El jueves viene cargadísimo: la cuarta de “John Wick”, probablemente la mejor de la saga, “Asfixiados” con Leo Sbaraglia y Julieta Díaz, “Winnie The Pooh: sangre y miel”, “El hijo” con Hugh Jackman, “La noche del crimen” un thriller de Francia, el famoso “Oso intoxicado” y un drama argentino llamado “Rinoceronte” son las pelis que aterrizan en Rosario para renovar la cartelera. Una selección de reviews para elegir que ir a ver al cine, porque el cine se ve en el cine.

 

“John Wick 4”

 

Dicen quienes desprecian al fútbol que son 22 personas corriendo detrás de una pelota y podrían argumentar aquellos que minimicen los alcances de John Wick 4 que son tres horas de tipos golpéandose y/o disparándose. No estoy con unos ni con otros. No escribiré aquí en defensa del arte del fútbol, pero sí una exaltación de los logros y hallazgos de la saga en general y de esta cuarta entrega en particular.

El de John Wick es un caso único (o muy infrecuente) de una saga que va creciendo en todos los aspectos con el paso del tiempo. La primera película (2014) costó 20 millones de dólares, duraba 101 minutos y recaudó 86 millones en las salas de todo el mundo; la segunda (2017) duraba 122 y tuvo 172 millones de ingresos; la tercera (2019) pasó a 130 minutos, costó 75 millones y consiguió 328 millones en taquilla, mientras que esta cuarta tuvo un presupuesto de 90 millones, dura 169 minutos y seguramente tendrá la mejor recaudación de toda la franquicia.
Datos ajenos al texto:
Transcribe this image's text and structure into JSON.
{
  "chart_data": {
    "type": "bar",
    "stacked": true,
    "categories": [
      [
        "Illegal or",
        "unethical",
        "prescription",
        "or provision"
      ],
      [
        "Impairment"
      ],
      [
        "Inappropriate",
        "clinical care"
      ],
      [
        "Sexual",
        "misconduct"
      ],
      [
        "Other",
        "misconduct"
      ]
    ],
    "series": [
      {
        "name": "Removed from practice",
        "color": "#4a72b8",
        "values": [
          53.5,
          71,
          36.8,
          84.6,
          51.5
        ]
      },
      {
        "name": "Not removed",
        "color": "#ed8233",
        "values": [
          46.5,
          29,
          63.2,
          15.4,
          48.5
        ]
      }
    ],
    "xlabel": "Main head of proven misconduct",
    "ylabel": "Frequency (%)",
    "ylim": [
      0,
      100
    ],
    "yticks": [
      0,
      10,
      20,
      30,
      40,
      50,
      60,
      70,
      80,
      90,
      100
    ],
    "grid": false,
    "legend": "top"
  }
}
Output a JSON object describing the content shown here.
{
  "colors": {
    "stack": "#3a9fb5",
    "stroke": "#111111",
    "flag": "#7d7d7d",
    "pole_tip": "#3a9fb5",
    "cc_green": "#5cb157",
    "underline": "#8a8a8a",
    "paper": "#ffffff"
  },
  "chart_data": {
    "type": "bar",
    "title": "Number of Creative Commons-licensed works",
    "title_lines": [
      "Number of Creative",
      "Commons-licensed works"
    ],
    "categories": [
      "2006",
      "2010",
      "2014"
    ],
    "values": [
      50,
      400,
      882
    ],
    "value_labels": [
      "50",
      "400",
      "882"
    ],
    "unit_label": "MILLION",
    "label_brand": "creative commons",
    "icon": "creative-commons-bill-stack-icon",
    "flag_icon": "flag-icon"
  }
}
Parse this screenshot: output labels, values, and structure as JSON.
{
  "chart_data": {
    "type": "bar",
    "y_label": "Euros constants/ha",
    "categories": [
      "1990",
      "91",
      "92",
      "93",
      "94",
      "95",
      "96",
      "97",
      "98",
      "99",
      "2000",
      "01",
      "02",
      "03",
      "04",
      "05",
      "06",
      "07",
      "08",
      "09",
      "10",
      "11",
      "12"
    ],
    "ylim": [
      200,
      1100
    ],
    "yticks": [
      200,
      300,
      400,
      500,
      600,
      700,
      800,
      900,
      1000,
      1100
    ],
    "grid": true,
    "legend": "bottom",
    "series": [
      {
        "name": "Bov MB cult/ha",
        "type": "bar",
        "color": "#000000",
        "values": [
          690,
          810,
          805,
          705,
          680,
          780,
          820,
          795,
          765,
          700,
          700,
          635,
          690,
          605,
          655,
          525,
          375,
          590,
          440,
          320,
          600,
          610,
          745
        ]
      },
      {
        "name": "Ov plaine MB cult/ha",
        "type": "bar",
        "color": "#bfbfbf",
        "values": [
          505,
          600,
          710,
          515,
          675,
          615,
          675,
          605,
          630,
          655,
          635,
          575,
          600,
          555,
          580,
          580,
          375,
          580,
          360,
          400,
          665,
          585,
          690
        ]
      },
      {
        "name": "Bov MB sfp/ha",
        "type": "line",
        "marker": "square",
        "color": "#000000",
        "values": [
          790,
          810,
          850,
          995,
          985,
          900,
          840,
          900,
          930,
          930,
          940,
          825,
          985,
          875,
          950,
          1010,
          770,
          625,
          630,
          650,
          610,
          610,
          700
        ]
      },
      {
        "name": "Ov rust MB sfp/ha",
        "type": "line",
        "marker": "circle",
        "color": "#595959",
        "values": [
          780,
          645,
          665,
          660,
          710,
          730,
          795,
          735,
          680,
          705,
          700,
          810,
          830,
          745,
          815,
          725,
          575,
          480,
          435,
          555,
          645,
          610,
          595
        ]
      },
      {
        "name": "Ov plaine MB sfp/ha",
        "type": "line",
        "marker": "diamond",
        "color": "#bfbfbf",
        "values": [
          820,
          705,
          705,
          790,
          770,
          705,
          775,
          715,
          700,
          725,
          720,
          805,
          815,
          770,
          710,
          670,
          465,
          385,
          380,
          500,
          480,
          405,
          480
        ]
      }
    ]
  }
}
Semejante “inflación”, contra todos los pronósticos, no afecta sino que incluso potencia el resultado final de esta cuarta entrega. Cualquiera dirá que el corte final podría haber tenido 20, 40 o 60 minutos menos, pero es precisamente en la acumulación, en el desborde, en sus ínfulas desmedidas, que la película encuentra su aspecto distintivo, su razón de ser. De hecho, tras una primera parte impecable, pero bastante genérica, John Wick 4 alcanza en su segunda mitad (rodada en los lugares más emblemáticos de París como la Torre Eiffel, el Arco de Triunfo o la basílica de Sacré-Cœur de Montmartre) el pico no solo de esta película sino de toda la saga.

Con muy pocos díalogos, mínimo desarrollo de personajes y excusas argumentales básicas, John Wick arranca su viaje por Nueva York, Osaka, Berlín y no se detendrá hasta el mencionado desenlace parisino. A Wick lo perseguirán por el mundo temibles organizaciones (como la denominada Mesa Alta que lidera El Marqués de Bill Skarsgård) e individuos (desde Caine, el eximio luchador no vidente de Donnie Yen, hasta el Tracker de Shamier Anderson y su feroz perro) y contará en principio con algunas ayudas: el Bowery King de Laurence Fishburne, el Shimazu de Hiroyuki Sanada y su hija, la Akira de Rina Sawayama, o el Winston del gran Ian McShane, a quien en los primeros minutos le vuelan por los aires su hotel Continental y le matan frente a sus ojos a su leal conserje Charon (Lance Reddick).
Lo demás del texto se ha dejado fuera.